Gelsenkirchen. Umgeknickte Kreuze, geklauter Grabschmuck, Grableuchten auf den Wegen: Unbekannte haben Montagnacht auf einem Freidhof in Gelsenkirchen gewütet.

In der Nacht von Montag auf Dienstag haben Unbekannte auf dem katholischen Altstadt-Friedhof an der Kirchstraße gewütet. Die Täter zerstörten, beschädigten und stahlen Grablampen, Kreuze und sonstigen Grabschmuck aus Metall. Insgesamt wurden 83 Gräber verwüstet.
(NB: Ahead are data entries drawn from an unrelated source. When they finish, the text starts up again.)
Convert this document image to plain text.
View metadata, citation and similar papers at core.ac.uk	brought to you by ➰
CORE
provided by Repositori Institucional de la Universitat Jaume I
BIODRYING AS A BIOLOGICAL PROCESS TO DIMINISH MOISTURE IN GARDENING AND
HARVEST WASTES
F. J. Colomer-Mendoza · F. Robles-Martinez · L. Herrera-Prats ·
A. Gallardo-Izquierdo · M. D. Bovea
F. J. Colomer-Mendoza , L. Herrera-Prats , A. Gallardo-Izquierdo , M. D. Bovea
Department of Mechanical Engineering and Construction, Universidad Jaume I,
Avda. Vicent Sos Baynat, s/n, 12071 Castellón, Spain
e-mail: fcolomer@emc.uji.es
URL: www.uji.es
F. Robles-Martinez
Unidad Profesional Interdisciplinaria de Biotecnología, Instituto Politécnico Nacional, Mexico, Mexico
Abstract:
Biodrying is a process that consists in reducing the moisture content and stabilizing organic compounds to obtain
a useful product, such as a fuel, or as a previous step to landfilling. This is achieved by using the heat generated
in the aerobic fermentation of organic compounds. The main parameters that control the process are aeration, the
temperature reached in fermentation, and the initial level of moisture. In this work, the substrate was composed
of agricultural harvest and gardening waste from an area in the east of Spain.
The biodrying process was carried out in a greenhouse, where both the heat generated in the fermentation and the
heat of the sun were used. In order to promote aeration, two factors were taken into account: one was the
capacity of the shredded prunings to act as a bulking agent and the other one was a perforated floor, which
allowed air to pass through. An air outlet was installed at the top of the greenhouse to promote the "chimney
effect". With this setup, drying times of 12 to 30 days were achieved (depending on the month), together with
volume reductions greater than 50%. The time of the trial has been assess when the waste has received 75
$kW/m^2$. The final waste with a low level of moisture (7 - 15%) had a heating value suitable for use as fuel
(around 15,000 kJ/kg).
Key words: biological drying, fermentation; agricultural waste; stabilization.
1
Die Vandalen warfen den Grabschmuck auf die Wege.
Die Vandalen warfen den Grabschmuck auf die Wege. © Martin Möller

Friedhofsgärtner entdeckte die Tat gegen 7.30 Uhr. „Das Bild, das sich unseren Kollegen vor Ort bot, war schlimm“, sagte ein Sprecher der Polizei. Die Kriminalpolizei ermittelt nun wegen Störung der Totenruhe, Diebstahl und Sachbeschädigung.

Viele Gräber lagen nur wenige Meter hinter der Friedhofsmauer. In diesem Zusammenhang bittet die Polizei Personen, die verdächtige Beobachtungen gemacht haben sich unter den folgenden Rufnummern zu melden: 0209 365-8112 oder 0209 365-8240.

Mitarbeiter der Friedhofsgärtnerei entdeckten die Zerstörungen  

Claudio Roth sitzt in seinem Büro vor dem aufgeklappten Laptop und begutachtet eine Bilderserie in Miniaturansicht. Das ist nicht die Aufgabe, die ein Friedhofsgärtner im Herbst sonst leistet. An diesem trüben Oktobermorgen aber ist es eine traurige Pflicht: 83 Gräber und Grüften hat der 57-Jährige am Dienstag fotografiert, ehe der Akku seiner Kamera keinen Saft mehr hatte. Das ist bis zum Mittag die bekannte Zahl der verwüsteten Anlagen auf dem Katholischen Altstadtfriedhof an der Kirchstraße. Zerstört, beschädigt oder gestohlen wurde alles, was irgendwie einen Metallanteil hatte.

In der Nacht sind die Metalldiebe gekommen. „Bis 20 Uhr waren am Montag noch zwei Jäger auf der Anlage“, schildert Roth. Morgens um 7.35 Uhr dann erreichte ihn der erste Anruf eines Mitarbeiters mit der Ansage: „Chef, es sind ganz viele Gräber verwüstet.“

Polizei kam sofort

Die Polizei, sagt Claudio Roth, sei sofort gekommen. Olaf Brauweiler, Pressesprecher des Präsidiums, informierte die WAZ später mit den Worten: „Was die Kollegen vor Ort gesehen haben, war wirklich schlimm. Sie waren erschüttert.“

Und die Kunden erst, berichtete Roth. Einige, die betroffen sind, hätten am Morgen beim Routinebesuch auf der vier Hektar großen Anlage fassungslos vor dem geschändeten Grab gestanden. „Viele haben ja gerade alles hergerichtet, auch mit Blick auf die Novembertage“, sagt der Gärtner, dessen Familienbetrieb in der dritten Generation, seit 1954, auf der Anlage tätig ist. Roths Empörung kennt keine Grenzen, als er sagt: „Noch nicht einmal vor frischen Gräbern, wo gerade erst jemand beerdigt worden ist, haben diese Leute Halt gemacht.“ Eine Schande sei das.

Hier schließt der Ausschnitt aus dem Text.